Pareios wartete dort bereits. Er trug ebenfalls die schwarze Lederjacke, die zu seiner Uniform gehörte. So wirkte es fast, als hätten sie sich unbewusst zu einem Partnerlook entschieden. Aurelia musste darüber lächeln und ihr Herz machte ein paar fröhliche Hüpfer. Darunter trug er ein dünnes Hemd in einem edlen Grau, das zu seinen wundvollen Augen passte, wären sie nicht durch braune Kontaktlinsen verdeckt gewesen. Es steckte in einer dunklen Jeans, die er mit einem schwarzen mattledernen Gürtel an den Hüften befestigt hatte. Die Hosenbeine fielen lässig gerafft über dunkle sportliche Slipper. Nur die teakholzfarbene kurze Perücke irritierte ein wenig. Trotzdem sah er extrem sexy aus und Aurelias Lächeln verbreiterte sich zu einem Grinsen. Es kribbelte in ihrem Bauch und das war sicher nicht der spärlichen Mahlzeit von vorhin zuzuschreiben. Vergessen war jegliches Schuldgefühl, ihr Pulsschlag beschleunigte sich und sie bekam fast weiche Knie.
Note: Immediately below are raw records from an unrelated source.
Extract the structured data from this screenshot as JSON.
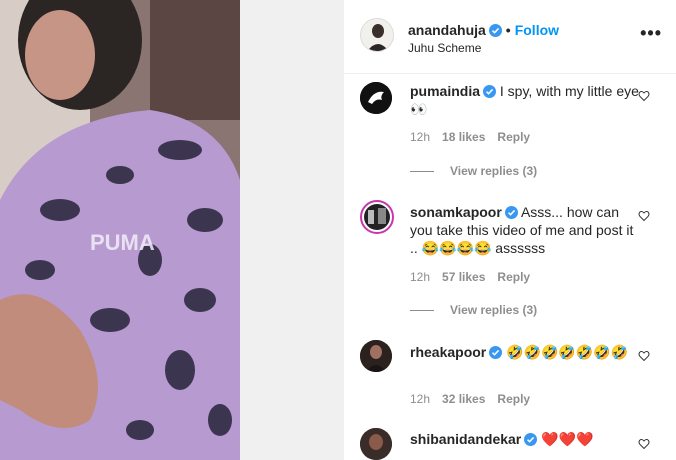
{
  "post": {
    "username": "anandahuja",
    "follow_label": "Follow",
    "location": "Juhu Scheme",
    "more_label": "•••",
    "separator": "•"
  },
  "media": {
    "shirt_text": "PUMA"
  },
  "comments": [
    {
      "username": "pumaindia",
      "text": "I spy, with my little eye",
      "emoji_text": "👀",
      "time": "12h",
      "likes": "18 likes",
      "reply_label": "Reply",
      "view_replies": "View replies (3)"
    },
    {
      "username": "sonamkapoor",
      "text": "Asss... how can you take this video of me and post it ..",
      "emoji_text": "😂😂😂😂",
      "trailing_text": "assssss",
      "time": "12h",
      "likes": "57 likes",
      "reply_label": "Reply",
      "view_replies": "View replies (3)"
    },
    {
      "username": "rheakapoor",
      "text": "",
      "emoji_text": "🤣🤣🤣🤣🤣🤣🤣",
      "time": "12h",
      "likes": "32 likes",
      "reply_label": "Reply"
    },
    {
      "username": "shibanidandekar",
      "text": "",
      "emoji_text": "❤️❤️❤️"
    }
  ],
  "colors": {
    "link": "#0095f6",
    "verified": "#3897f0",
    "muted": "#8e8e8e",
    "shirt": "#b79ad0"
  }
}
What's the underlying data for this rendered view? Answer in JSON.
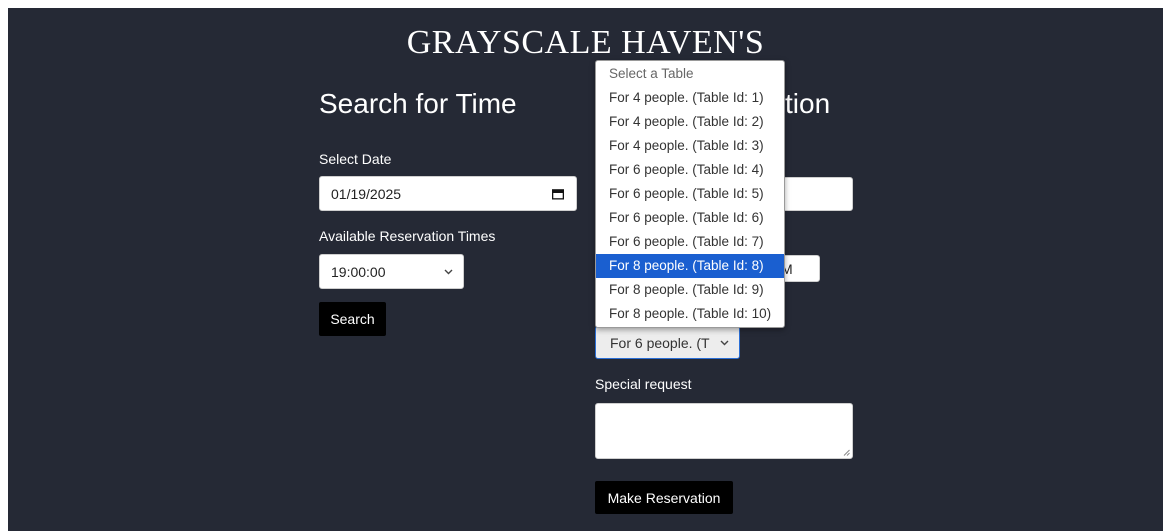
{
  "site": {
    "title": "GRAYSCALE HAVEN'S"
  },
  "search": {
    "heading": "Search for Time",
    "date_label": "Select Date",
    "date_value": "01/19/2025",
    "times_label": "Available Reservation Times",
    "time_value": "19:00:00",
    "button_label": "Search"
  },
  "reservation": {
    "heading_visible_part": "tion",
    "time_field_partial": "M",
    "table_select_value": "For 6 people. (T",
    "special_request_label": "Special request",
    "special_request_value": "",
    "button_label": "Make Reservation"
  },
  "table_dropdown": {
    "options": [
      "Select a Table",
      "For 4 people. (Table Id: 1)",
      "For 4 people. (Table Id: 2)",
      "For 4 people. (Table Id: 3)",
      "For 6 people. (Table Id: 4)",
      "For 6 people. (Table Id: 5)",
      "For 6 people. (Table Id: 6)",
      "For 6 people. (Table Id: 7)",
      "For 8 people. (Table Id: 8)",
      "For 8 people. (Table Id: 9)",
      "For 8 people. (Table Id: 10)"
    ],
    "highlighted_option": "For 8 people. (Table Id: 8)"
  },
  "colors": {
    "background": "#252935",
    "highlight": "#1a5fd0",
    "button": "#000000"
  },
  "icons": {
    "date": "calendar-icon",
    "select": "chevron-down-icon",
    "textarea": "resize-grip-icon"
  }
}
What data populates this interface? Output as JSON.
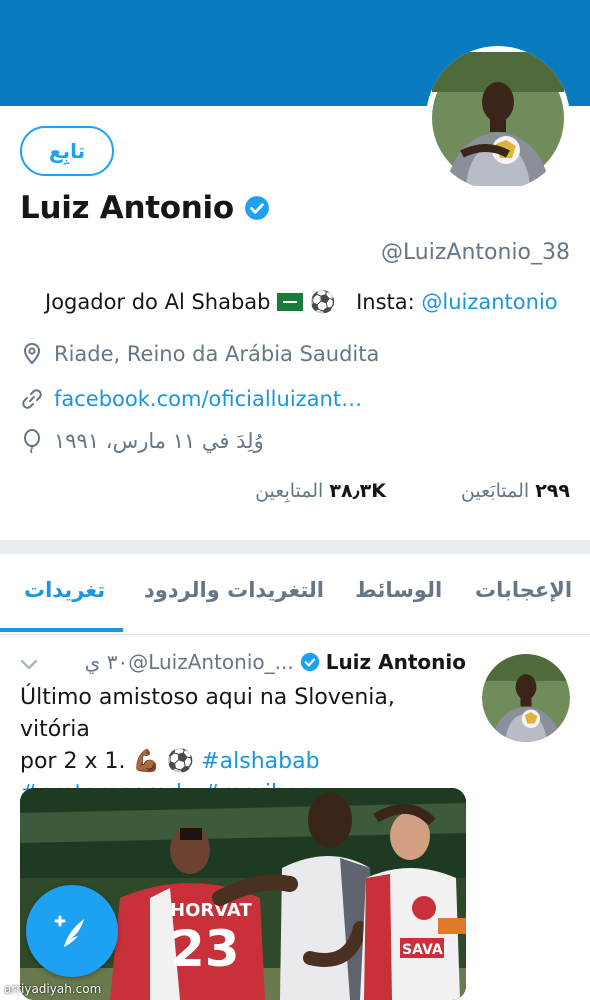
{
  "profile": {
    "follow_label": "تابِع",
    "name": "Luiz Antonio",
    "handle": "@LuizAntonio_38",
    "bio_text": "Jogador do Al Shabab",
    "bio_insta_label": "Insta:",
    "bio_insta_link": "@luizantonio",
    "location": "Riade, Reino da Arábia Saudita",
    "website": "facebook.com/oficialluizant…",
    "birth": "وُلِدَ في ١١ مارس، ١٩٩١"
  },
  "stats": {
    "following_count": "٢٩٩",
    "following_label": "المتابَعين",
    "followers_count": "٣٨٫٣K",
    "followers_label": "المتابِعين"
  },
  "tabs": [
    {
      "label": "تغريدات",
      "active": true
    },
    {
      "label": "التغريدات والردود",
      "active": false
    },
    {
      "label": "الوسائط",
      "active": false
    },
    {
      "label": "الإعجابات",
      "active": false
    }
  ],
  "tweet": {
    "author_name": "Luiz Antonio",
    "author_handle": "@LuizAntonio_...",
    "time": "٣٠ ي",
    "text_line1": "Último amistoso aqui na Slovenia, vitória",
    "text_line2": "por 2 x 1. 💪🏾 ⚽",
    "hashtag1": "#alshabab",
    "hashtag2": "#pretemporada",
    "hashtag3": "#maribor"
  },
  "media": {
    "jersey_left_name": "HORVAT",
    "jersey_left_number": "23",
    "jersey_right_sponsor": "SAVA"
  },
  "watermark": "arriyadiyah.com",
  "colors": {
    "banner": "#0a7bbf",
    "accent": "#1da1f2",
    "link": "#1b95e0",
    "secondary_text": "#657786"
  },
  "icons": [
    "verified-badge-icon",
    "location-pin-icon",
    "link-icon",
    "birthday-balloon-icon",
    "chevron-down-icon",
    "compose-tweet-icon"
  ]
}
Pareios pfiff leise durch die Vorderzähne als sie näher kam.
„Verdammt, Aurelia. Du siehst heiß aus! Ich glaube, ich hab dich noch nie in einem Rock gesehen!“ Sie konnte seiner Stimme entnehmen, dass er es ernst meinte und beobachtete wie seine Augen langsam über ihren Körper wanderten. „Und was für Beine…“ fügte er schwärmerisch hinzu, als ob er über ein schmackhaftes Gericht reden würde und brachte Aurelia damit in Verlegenheit. Sie freute sich unheimlich darüber, dass sie ihm anscheinend gefiel. Noch nie war es ihr wichtig gewesen, auch nur irgendjemandem zu gefallen, geschweige denn einem Mann.
„Danke! Ich habe eben dasselbe über dich gedacht!“ gab sie zu und fügte dann neckend an: „Und dass du mich noch nie in einem Rock gesehen hast, liegt wohl daran, dass du an Viktors Hochzeit mit Meredias brünetten Brautjungfer beschäftigt warst!“
Er machte ein entschuldigendes Gesicht und antwortete dann aber wieder selbstsicher: „Andere Zeiten!“ Dann umspielte ein verschmitztes Lächeln seine wunderbaren Lippen. „Und heute werde ich mich ausschließlich mit dir beschäftigen!“

Der Aufzug kam und sie stiegen ein. Sowie die Türen zugeglitten waren, nahm Pareios wieder ihre Hand in seine und behielt diese warm umschlossen. Das Zuckerwattegefühl kehrte zurück, wobei es noch stärker war als am Nachmittag. Sie sahen sich an, sagten aber kein Wort. Genossen nur die Gegenwart und Berührung des anderen.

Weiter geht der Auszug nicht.